A couple of weeks ago it all came together. Buyers fell in love with our town house and we found our 16th century presbytery with the essential garden up in the mountains about twenty minutes drive from where we are now. We signed the compromises de vente on the sale of our house and the purchase of the new within a few days of each other and hope to be in the Corbieres by Christmas. Phew!
From answers on Living France Forums, I'd already reconciled myself to the loss of 1000's of euros in capital gains tax (plus-value). Then our notaire told us that regardless of the criteria used by the tax office, we should still claim to be exonerés on the grounds that the house we're selling is our principal residence and, indeed,our only house in the whole world. Two meetings with four tax people covering three hours at the Hôtel des Impots left me exhausted and with a flea in my ear, but a vocabulary so enriched by civil service obfuscation that they almost earned my money. They'll happily tax me as a resident in France when the time comes but won't recognise any capital gains rebate I might request for the same period as a resident. Hmmmm.....someone seems to be having it all ways and its not me.

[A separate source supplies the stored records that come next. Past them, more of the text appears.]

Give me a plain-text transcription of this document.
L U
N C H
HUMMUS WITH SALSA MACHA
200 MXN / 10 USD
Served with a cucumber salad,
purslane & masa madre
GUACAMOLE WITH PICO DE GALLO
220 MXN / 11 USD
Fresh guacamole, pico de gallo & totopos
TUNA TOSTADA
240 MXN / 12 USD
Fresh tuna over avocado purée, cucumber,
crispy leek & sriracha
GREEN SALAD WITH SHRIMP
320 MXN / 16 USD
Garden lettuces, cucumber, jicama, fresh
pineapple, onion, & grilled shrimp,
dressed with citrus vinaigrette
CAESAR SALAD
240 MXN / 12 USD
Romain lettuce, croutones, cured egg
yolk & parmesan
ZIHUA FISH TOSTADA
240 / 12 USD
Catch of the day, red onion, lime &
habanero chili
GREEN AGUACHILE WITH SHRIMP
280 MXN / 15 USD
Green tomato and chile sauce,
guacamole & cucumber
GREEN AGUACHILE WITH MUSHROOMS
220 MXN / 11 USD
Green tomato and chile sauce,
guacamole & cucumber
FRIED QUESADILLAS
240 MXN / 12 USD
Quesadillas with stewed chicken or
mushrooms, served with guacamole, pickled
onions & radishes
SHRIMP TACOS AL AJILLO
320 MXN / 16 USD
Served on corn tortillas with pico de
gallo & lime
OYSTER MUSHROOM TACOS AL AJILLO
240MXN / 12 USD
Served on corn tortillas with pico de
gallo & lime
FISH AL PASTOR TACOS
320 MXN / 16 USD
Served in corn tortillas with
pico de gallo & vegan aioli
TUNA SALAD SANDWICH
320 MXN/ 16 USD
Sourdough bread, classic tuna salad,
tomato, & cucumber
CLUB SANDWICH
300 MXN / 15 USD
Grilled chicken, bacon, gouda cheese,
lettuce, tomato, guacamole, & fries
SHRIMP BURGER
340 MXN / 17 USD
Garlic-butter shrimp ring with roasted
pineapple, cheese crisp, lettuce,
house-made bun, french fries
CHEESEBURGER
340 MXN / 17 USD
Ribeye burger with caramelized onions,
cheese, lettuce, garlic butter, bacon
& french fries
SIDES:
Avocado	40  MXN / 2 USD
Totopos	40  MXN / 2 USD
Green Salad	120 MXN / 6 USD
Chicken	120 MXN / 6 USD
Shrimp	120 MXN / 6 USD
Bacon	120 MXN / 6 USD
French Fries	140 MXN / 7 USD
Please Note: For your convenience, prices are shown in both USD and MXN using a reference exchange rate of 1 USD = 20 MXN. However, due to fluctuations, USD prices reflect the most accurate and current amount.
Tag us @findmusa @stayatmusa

As well as all the above, we have made strenuous efforts to be sociable, as planned, and that has helped enormously in maintaining what French we'd picked up since last autumn.
Then we were invited to join a local choir to open the Fête du Cassoulet de Castelnaudary. It was great fun, although a little Pythonesque at times, reminiscent of the choral hymn to spam, but it taught me some Occitan drinking songs and a lot about the French penchant for dressing up. The members of the various guilds wore yards of velour of a colour appropriate to their product (carrot producers in orange topped with green etc...you get the picture). Those blessed with membership of the Grande Fraternité du Cassoulet wore velvet academic gowns in brown and gold with similarly coloured hats shaped like a stew pot, le cassoulet. As far as the cermonial went, it was interesting and entertaining. As a gastronomic event, I don't recommend it. Cassoulet is too rich a dish to easily digest in mid-winter (all duck confit, pork, beans, sausages and fowl fats). Eaten in August it's inclined to overheat the eater and to lodge itself in the large intestine till Christmas unless shifted further south with a couple of bottles of something robust. That said, cassoulet goes down rather more easily than the explanations I was forced to swallow at the tax office.
But all of this adds to the colour and flavour of French life - the largest civil service per head of population, the richest and most heart-stopping food (if over-indulged), and the whackiest ceremonial dressing-up box in the world.